- Born: Zofia Hajkowicz February 24, 1913 Warsaw, Congress Poland
- Died: January 8, 1944 (aged 30) Warschau, General Government
- Other name: Basia
- Organization: AFP
- Spouse: Witold Brodzikowski
- Allegiance: ZSP
- Affiliation: Polish resistance movement
- Service years: 1940-1943
- Unit: SOW

= Zofia Hajkowicz-Brodzikowska =

Polish anarchist

Zofia Hajkowicz-Brodzikowska (February 24, 1913 – January 8, 1944) was a Polish anarcho-syndicalist who participated in the Polish resistance against Nazism, and was on the Central Committee of the Syndicalist Organization "Freedom" (SOW).

==Biography==
Hajkowicz-Brodzikowska was born in 1913, the daughter of a professor who worked at a polytechnic in Mokotowska Street in Warsaw. After finishing secondary school, she studied theatre and journalism at university level. Around this time she became a member of the Anarchist Federation of Poland.

In 1938, Hajkowicz-Brodzikowska became employed at a syndicalist educational institute and worked as an editor of its publications. She was also a member of the Union of Trade Unions to which her employer was affiliated.

===WWII===
From 1940, Hajkowicz-Brodzikowska led the Central Committee of SOW alongside fellow anarchist Wiesław Protschke. According to an account written by Paweł Marek she was responsible for the organisation's internal and external communications, including liasing with the Provisional Committee to Aid Jews, as well as printing SOW's propaganda, producing counterfeit documents, and smuggling weapons.

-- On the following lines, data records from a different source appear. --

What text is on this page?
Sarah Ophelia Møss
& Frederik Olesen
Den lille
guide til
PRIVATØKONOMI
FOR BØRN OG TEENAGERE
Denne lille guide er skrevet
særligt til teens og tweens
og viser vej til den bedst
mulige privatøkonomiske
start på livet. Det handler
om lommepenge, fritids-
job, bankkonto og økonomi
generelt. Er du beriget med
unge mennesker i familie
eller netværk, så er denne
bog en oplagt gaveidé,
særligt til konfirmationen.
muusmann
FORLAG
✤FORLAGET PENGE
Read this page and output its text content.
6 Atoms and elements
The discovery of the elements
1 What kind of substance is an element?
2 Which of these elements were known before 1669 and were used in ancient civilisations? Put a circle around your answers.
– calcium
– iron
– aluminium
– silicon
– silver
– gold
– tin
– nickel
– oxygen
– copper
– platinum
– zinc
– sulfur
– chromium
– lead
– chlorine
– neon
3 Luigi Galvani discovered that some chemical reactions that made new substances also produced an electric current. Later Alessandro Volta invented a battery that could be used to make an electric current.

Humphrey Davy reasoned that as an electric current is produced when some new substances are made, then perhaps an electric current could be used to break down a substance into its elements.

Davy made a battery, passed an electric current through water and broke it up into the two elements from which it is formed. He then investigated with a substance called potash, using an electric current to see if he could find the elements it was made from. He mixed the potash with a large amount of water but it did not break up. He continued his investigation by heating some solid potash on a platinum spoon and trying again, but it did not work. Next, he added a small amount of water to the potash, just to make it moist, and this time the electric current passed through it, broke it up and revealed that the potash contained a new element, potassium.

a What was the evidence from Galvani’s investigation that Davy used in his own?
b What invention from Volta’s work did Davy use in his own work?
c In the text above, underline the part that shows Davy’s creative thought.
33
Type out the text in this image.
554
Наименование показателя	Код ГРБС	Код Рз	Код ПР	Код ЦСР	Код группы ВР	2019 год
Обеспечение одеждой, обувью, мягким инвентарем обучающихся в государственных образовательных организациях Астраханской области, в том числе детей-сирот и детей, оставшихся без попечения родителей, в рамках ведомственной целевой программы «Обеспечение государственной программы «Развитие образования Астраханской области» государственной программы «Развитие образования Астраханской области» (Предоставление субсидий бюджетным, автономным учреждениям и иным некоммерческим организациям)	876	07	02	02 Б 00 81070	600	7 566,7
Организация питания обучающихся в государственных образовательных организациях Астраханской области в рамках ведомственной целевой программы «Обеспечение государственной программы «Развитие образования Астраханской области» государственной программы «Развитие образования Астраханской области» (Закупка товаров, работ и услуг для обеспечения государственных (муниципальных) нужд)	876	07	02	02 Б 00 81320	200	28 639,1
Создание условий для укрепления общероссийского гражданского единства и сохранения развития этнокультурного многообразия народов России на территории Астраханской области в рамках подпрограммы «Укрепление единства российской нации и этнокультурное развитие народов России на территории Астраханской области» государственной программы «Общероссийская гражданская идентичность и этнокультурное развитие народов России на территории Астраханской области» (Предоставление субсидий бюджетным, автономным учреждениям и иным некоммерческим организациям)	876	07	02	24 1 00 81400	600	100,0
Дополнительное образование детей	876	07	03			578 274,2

Sometime between December 1943 and January 1944, Hajkowicz-Brodzikowska was arrested in the Ochota district whilst in possession of weapons. She was detained and tortured at Pawiak prison. In a later biography Marek claimed that she was likely betrayed by the Gestapo informant Cezary Ketling-Szemley.

===Death===
The exact circumstances of Hajkowicz-Brodzikowska's death are unclear. The Mausoleum of Struggle and Martyrdom claims she died as a direct result of her torture at the SiPo headquarters, at the site of the museum, on 8 January 1944. However, other sources state that she committed suicide whilst still in Pawiak.